Saõ Jorge– 9000 hab sur 250 km2 – du 27 Juin au 6 Juillet
José le responsable de la marina de Velas est tellement gentil qu'il assure le plein de cette petite marina bien protégée de la houle et des vents. Ile très montagneuse, avec des dénivelés de 800 mètres en moins de 6 km ... on n'a même pas essayé d'y faire du vélo. Les chemins sont très raides mais très bien dessinés, chapeau ! C'est l'île des fajãs, terre-pleins très fertiles au bord de l'eau permettant aux hommes et aux bêtes de passer un hiver plus doux , et l'été d'assurer la maturation des vignes. C'est aussi l'île des hortensias en abondance entre 300 m et 800 m d'altitude, chaque arbuste paraissant encore plus fourni en fleurs et en couleurs que le précédent. Agnès tente d'en ramener une bouture à Pierre-Feu (Var), si ça marche, elle aura gagné le jack-pot.
Beaucoup de poissons dans le port et à l'extérieur, ainsi que des lapas, on s'est régalés. A la tombée de la nuit les garajaus (sorte de petit petrel) nous font rire avec leur rafut qui dure une bonne partie de la nuit.
Superbe vue sur le Pico, festivités aussi du 2 juillet au 5 juillet. La vie y est un peu plus chère (en raison des touristes attirés par le Pico) et la nourriture plus quelconque.
C'est ici qu'on laisse notre "marque" sous forme de logo.



Arrivée aux Açores début Juin

Après Ceuta, huit jours de mer pour atteindre les Açores. Le bateau a très bien marché, on a fait un peu de toutes les allures et de toutes les forces du vent, y compris calme plat les dernières 24 heures, et sans que le vent ne dépasse jamais les 25 nœuds. Avec 25 nœuds au prés serré ou au bon plein c’est pas vraiment confortable, et on a bien pu profiter de nombreux temps de lecture entrecoupés de bouffe rapide (purée en poudre ou taboulé par exemple). On n’a même pas essayé de pêcher, par contre on a vu des dauphins presque tous les jours, certains restant un bon moment avec nous. On a eu droit à quelques très beaux couchers de soleil et couchers de lune.

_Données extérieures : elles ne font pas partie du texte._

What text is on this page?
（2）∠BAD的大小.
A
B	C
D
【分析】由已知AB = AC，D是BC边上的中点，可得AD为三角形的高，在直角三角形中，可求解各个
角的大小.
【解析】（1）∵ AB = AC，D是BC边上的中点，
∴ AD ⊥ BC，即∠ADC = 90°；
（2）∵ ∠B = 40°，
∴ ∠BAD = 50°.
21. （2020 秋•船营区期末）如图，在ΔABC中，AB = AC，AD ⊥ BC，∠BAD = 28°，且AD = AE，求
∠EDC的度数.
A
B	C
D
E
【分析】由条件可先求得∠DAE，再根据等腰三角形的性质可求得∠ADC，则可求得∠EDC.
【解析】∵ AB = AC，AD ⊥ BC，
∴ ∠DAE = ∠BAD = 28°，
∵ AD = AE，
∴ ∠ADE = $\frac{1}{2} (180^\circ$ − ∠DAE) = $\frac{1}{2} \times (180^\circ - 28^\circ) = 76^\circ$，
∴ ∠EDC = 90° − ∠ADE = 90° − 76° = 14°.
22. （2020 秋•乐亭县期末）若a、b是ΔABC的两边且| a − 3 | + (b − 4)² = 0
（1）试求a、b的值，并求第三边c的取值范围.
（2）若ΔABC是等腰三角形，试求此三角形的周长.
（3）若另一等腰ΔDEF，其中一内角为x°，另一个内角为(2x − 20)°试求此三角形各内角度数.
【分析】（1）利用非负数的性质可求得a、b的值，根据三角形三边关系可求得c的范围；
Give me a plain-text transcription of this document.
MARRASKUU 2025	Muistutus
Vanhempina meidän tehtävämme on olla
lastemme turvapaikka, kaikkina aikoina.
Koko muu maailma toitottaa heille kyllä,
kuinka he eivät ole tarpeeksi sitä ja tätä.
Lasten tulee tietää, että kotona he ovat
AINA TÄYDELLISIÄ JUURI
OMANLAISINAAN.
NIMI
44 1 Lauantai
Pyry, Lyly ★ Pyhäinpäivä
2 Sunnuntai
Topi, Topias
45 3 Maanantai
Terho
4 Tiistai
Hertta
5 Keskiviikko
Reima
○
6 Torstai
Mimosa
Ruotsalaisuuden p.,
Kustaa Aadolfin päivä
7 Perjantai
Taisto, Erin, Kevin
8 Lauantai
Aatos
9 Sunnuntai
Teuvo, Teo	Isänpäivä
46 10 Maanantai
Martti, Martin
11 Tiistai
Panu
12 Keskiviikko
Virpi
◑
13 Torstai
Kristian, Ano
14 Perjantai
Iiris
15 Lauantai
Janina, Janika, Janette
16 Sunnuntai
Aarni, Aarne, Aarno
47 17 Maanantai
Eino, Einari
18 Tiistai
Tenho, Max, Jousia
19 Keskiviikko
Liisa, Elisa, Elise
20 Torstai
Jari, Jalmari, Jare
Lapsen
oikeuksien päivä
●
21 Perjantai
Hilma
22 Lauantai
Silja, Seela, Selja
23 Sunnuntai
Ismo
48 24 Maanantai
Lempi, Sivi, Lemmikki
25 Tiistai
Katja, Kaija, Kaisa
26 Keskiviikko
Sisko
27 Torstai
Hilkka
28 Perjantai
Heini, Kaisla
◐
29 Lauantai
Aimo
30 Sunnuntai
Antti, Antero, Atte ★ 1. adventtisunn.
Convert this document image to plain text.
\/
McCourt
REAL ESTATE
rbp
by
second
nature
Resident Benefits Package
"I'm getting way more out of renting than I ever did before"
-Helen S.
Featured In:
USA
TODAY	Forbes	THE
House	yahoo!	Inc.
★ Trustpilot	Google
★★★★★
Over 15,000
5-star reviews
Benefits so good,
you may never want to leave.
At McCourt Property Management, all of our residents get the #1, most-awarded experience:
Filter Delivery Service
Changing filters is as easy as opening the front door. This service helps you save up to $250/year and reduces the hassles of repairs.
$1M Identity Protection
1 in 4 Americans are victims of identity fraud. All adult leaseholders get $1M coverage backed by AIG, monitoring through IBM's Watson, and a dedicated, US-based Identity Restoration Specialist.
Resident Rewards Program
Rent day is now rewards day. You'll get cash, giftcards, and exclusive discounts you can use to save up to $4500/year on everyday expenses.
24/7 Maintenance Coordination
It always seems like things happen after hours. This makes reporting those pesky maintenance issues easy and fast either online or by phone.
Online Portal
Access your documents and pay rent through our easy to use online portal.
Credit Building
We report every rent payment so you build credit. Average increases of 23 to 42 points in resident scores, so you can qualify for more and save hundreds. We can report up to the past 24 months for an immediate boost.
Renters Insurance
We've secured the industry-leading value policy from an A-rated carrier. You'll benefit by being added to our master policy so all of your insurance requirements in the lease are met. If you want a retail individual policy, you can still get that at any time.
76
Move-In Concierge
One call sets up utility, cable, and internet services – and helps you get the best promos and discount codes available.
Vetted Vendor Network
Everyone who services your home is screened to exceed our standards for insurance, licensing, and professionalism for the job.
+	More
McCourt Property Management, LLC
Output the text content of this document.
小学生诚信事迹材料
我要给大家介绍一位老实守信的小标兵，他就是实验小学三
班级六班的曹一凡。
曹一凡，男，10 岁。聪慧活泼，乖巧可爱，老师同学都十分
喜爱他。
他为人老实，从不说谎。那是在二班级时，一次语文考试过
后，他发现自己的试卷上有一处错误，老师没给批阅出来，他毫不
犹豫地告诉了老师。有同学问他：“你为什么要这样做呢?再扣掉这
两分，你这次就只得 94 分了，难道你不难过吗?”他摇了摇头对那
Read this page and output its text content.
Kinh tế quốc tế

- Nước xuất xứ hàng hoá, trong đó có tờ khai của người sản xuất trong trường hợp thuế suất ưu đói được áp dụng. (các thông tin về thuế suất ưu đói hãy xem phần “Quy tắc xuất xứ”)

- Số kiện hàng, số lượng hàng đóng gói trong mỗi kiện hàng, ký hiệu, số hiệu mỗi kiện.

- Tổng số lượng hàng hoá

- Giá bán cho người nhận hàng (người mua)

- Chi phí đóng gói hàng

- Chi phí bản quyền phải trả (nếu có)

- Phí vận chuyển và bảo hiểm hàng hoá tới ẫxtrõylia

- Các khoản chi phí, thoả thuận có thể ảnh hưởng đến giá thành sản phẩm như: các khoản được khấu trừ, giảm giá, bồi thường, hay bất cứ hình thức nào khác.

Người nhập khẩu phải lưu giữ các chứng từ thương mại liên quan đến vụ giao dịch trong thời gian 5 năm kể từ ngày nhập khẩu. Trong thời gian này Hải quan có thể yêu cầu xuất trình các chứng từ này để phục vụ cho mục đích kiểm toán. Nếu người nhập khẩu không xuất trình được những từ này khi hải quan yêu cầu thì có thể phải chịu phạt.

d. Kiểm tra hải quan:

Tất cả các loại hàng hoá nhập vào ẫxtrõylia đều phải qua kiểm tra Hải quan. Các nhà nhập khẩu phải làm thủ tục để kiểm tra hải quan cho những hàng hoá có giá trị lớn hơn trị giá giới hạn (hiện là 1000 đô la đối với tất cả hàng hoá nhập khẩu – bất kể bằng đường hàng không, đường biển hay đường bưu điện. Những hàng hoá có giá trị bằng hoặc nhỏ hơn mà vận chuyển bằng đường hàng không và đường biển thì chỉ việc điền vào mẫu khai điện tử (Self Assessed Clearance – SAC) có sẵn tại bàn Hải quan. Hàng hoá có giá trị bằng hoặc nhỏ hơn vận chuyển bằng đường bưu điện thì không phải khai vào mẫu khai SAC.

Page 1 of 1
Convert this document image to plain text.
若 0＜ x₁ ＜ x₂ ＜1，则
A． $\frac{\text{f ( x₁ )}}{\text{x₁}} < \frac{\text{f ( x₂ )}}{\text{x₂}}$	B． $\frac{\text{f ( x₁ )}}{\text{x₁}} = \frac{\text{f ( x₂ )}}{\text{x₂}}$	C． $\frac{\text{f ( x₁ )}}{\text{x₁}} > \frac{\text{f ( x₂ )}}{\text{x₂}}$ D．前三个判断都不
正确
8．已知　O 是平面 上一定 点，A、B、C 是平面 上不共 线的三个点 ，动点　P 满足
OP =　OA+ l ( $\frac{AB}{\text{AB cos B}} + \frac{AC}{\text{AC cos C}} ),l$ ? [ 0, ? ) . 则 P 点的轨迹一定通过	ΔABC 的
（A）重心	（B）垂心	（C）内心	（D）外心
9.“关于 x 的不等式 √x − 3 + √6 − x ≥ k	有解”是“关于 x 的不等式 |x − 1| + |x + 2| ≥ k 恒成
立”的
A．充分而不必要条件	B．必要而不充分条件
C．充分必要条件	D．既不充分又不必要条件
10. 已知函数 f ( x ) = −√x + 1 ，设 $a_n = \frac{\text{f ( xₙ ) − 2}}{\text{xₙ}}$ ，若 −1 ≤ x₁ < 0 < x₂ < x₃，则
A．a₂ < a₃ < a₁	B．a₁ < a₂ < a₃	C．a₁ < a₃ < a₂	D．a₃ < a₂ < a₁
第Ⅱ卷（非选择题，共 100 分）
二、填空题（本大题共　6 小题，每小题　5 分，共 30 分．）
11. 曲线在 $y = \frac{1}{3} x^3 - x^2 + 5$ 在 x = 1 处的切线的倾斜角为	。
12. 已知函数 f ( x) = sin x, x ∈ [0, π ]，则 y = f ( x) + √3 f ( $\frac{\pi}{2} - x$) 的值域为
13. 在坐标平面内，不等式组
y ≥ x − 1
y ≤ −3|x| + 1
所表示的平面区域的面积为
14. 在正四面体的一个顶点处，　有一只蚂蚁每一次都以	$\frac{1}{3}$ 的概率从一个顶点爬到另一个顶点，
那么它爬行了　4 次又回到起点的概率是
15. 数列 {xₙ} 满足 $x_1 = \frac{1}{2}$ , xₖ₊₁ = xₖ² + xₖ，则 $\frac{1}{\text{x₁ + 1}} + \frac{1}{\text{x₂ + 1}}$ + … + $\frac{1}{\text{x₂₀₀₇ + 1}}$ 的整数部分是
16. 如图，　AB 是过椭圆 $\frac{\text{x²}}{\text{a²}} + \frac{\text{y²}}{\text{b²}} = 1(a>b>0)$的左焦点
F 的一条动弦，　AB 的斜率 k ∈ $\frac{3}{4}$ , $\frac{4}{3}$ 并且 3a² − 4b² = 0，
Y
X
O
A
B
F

Atmosphère très sympathique ici dans cette île de Santa Maria, avec les plaisirs de parler à nouveau le portugais avec des commerçants contents de nous parler de leur île, de manger du bacalhau (plat de patates et morue) dans un petit restau avec une patronne vraiment charmante (et pour pas cher du tout), de laver tout ce qui en avait besoin, c’est-à-dire nous, le bateau et nos fringues, ainsi que de pouvoir communiquer par Internet.
Donc on va tenter de re-découvrir (35 ans après) les Açores dans le mois qui vient, avec ballades à pied ou en vélo, peut-être un peu de plongée, et en laissant aussi de la place à quelques demi-journées de travail et de bricolage d’Orionde bien sûr.